Saturday, January 24, 2004

IS NO CHILD LEFT BEHIND TURNING TEACHERS INTO CHEATERS?
Teachers not only preach the social contract, they also are supposed to live by it like everyone else. High-stakes testing may be a bad idea, but the law was passed by our elected representatives. Teachers who don't like the law might consult the moral theory of civil disobedience to figure out what to do. That theory, in a nutshell, holds that it's okay to violate an unjust law - as long as you've taken every step within the system to change the law and as long as you publicize your violation of the law. Secretly falsifying test score data doesn't meet that test.

Yet if all this sounds like a compelling case for why cheating by teachers is indefensible, consider the real world.

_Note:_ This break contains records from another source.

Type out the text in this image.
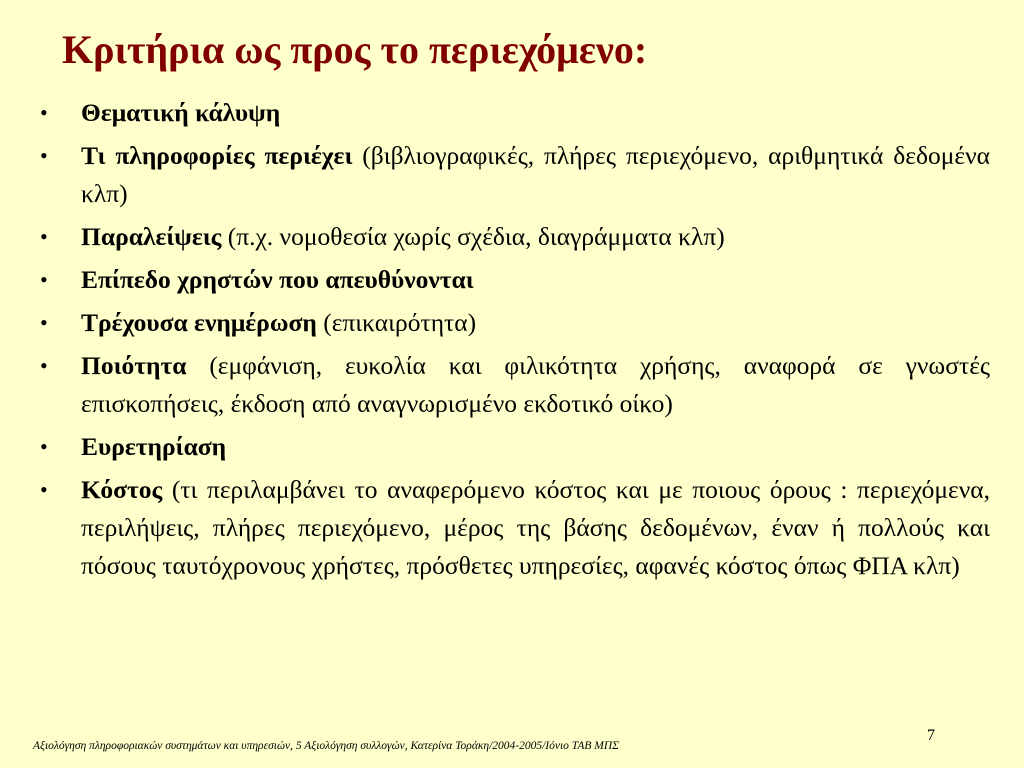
Κριτήρια ως προς το περιεχόμενο:
• Θεματική κάλυψη
• Τι πληροφορίες περιέχει (βιβλιογραφικές, πλήρες περιεχόμενο, αριθμητικά δεδομένα κλπ)
• Παραλείψεις (π.χ. νομοθεσία χωρίς σχέδια, διαγράμματα κλπ)
• Επίπεδο χρηστών που απευθύνονται
• Τρέχουσα ενημέρωση (επικαιρότητα)
• Ποιότητα (εμφάνιση, ευκολία και φιλικότητα χρήσης, αναφορά σε γνωστές επισκοπήσεις, έκδοση από αναγνωρισμένο εκδοτικό οίκο)
• Ευρετηρίαση
• Κόστος (τι περιλαμβάνει το αναφερόμενο κόστος και με ποιους όρους : περιεχόμενα, περιλήψεις, πλήρες περιεχόμενο, μέρος της βάσης δεδομένων, έναν ή πολλούς και πόσους ταυτόχρονους χρήστες, πρόσθετες υπηρεσίες, αφανές κόστος όπως ΦΠΑ κλπ)
Αξιολόγηση πληροφοριακών συστημάτων και υπηρεσιών, 5 Αξιολόγηση συλλογών, Κατερίνα Τοράκη/2004-2005/Ιόνιο ΤΑΒ ΜΠΣ
7
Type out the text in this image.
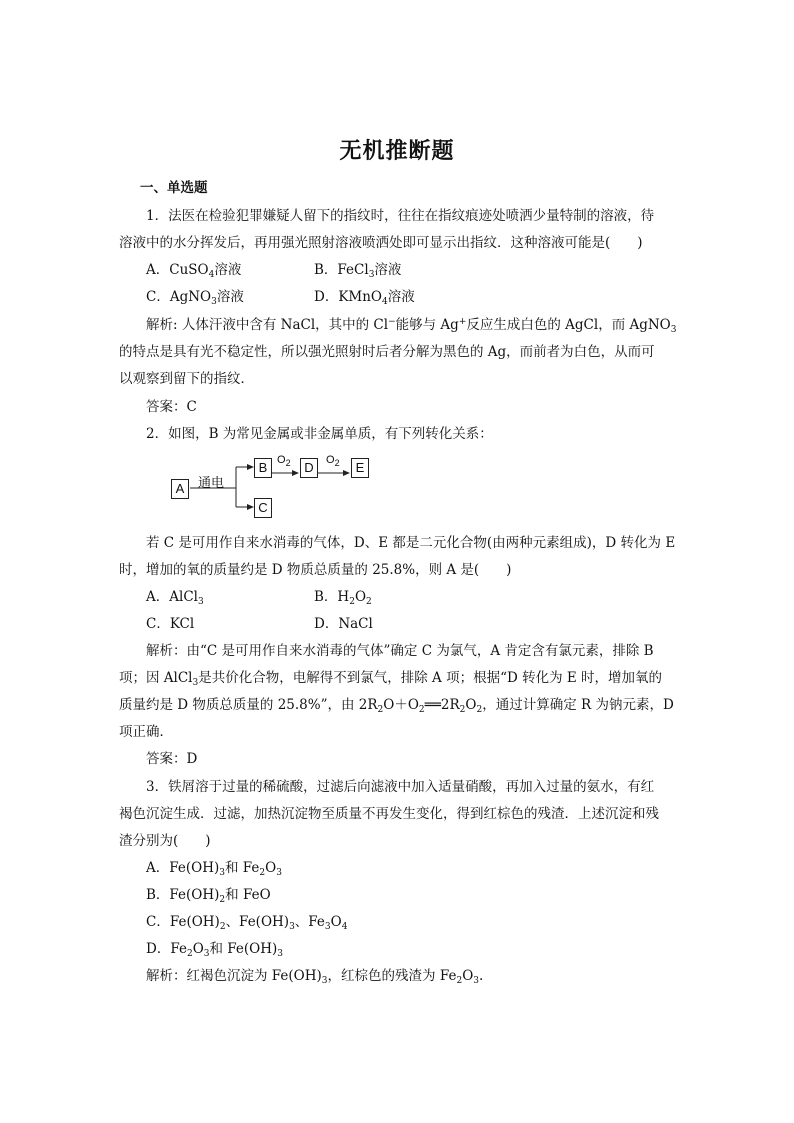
无机推断题
一、单选题
1．法医在检验犯罪嫌疑人留下的指纹时，往往在指纹痕迹处喷洒少量特制的溶液，待
溶液中的水分挥发后，再用强光照射溶液喷洒处即可显示出指纹．这种溶液可能是(　　)
A．CuSO$_4$溶液	B．FeCl$_3$溶液
C．AgNO$_3$溶液	D．KMnO$_4$溶液
解析: 人体汗液中含有 NaCl，其中的 Cl−能够与 Ag+反应生成白色的 AgCl，而 AgNO$_3$
的特点是具有光不稳定性，所以强光照射时后者分解为黑色的 Ag，而前者为白色，从而可
以观察到留下的指纹．
答案：C
2．如图，B 为常见金属或非金属单质，有下列转化关系：
A
B
C
D	E
通电
$O_2$	$O_2$
若 C 是可用作自来水消毒的气体，D、E 都是二元化合物(由两种元素组成)，D 转化为 E
时，增加的氧的质量约是 D 物质总质量的 25.8%，则 A 是(　　)
A．AlCl$_3$	B．$H_2O_2$
C．KCl	D．NaCl
解析：由“C 是可用作自来水消毒的气体”确定 C 为氯气，A 肯定含有氯元素，排除 B
项；因 AlCl$_3$是共价化合物，电解得不到氯气，排除 A 项；根据“D 转化为 E 时，增加氧的
质量约是 D 物质总质量的 25.8%”，由 $2R_2O+O_2══2R_2O_2$，通过计算确定 R 为钠元素，D
项正确．
答案：D
3．铁屑溶于过量的稀硫酸，过滤后向滤液中加入适量硝酸，再加入过量的氨水，有红
褐色沉淀生成．过滤，加热沉淀物至质量不再发生变化，得到红棕色的残渣．上述沉淀和残
渣分别为(　　)
A．$Fe(OH)_3$和 $Fe_2O_3$
B．$Fe(OH)_2$和 FeO
C．$Fe(OH)_2$、$Fe(OH)_3$、$Fe_3O_4$
D．$Fe_2O_3$和 $Fe(OH)_3$
解析：红褐色沉淀为 $Fe(OH)_3$，红棕色的残渣为 $Fe_2O_3$.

Say you are a principal at a terrible urban high school. Most of your kids are ill-equipped to learn. Many live in poverty with one parent; others don't speak English as a first language. Nearly all went to bad elementary and middle schools. Some of these kids get over the bar on standardized tests. But a good number do not, and the odds run against turning this around. You don't have enough teachers for smaller classes and your best teachers leave for higher paying jobs in the suburbs. You lack up-to-date textbooks and computers and, sometimes, even chalk for the blackboard.

Now along comes a new law that tells you to improve test scores. But it doesn't pony up enough cash to improve your school or mandate key reforms, like allowing you to easily fire incompetent teachers. The law stipulates that if your student body does badly on standardized tests you'll be punished by a reduction in funding. In theory, the law gives students the option to get out of your failing school and into another school. In practice, this is a joke. Most of the other public schools also stink, and many of the kids' parents don't have the initiative or savvy to take advantage of the law anyway.

Maybe you agree that high-stakes testing is a necessary part of any long-term education reform agenda. Still, as you see it, honestly reporting your school's test scores can only lead to one result in the near term: An even worse education for your kids. You don't like to lie or cheat -you believe that educators must be role models -but you don't see any other good choices.
I find this to be somewhat compelling, but in the end I agree with the following:
If Gandhi were in the principal' shoes, he wouldn' fabricate test scores. He would leave his job to fast in front of the White House, or chain himself to the front door at the Department of Education.

And if I were the principal? I would tell the truth and write my elected representatives. The bottom line is that educators simply cannot turn into big-time cheats. We can't our destroy our schools to save them.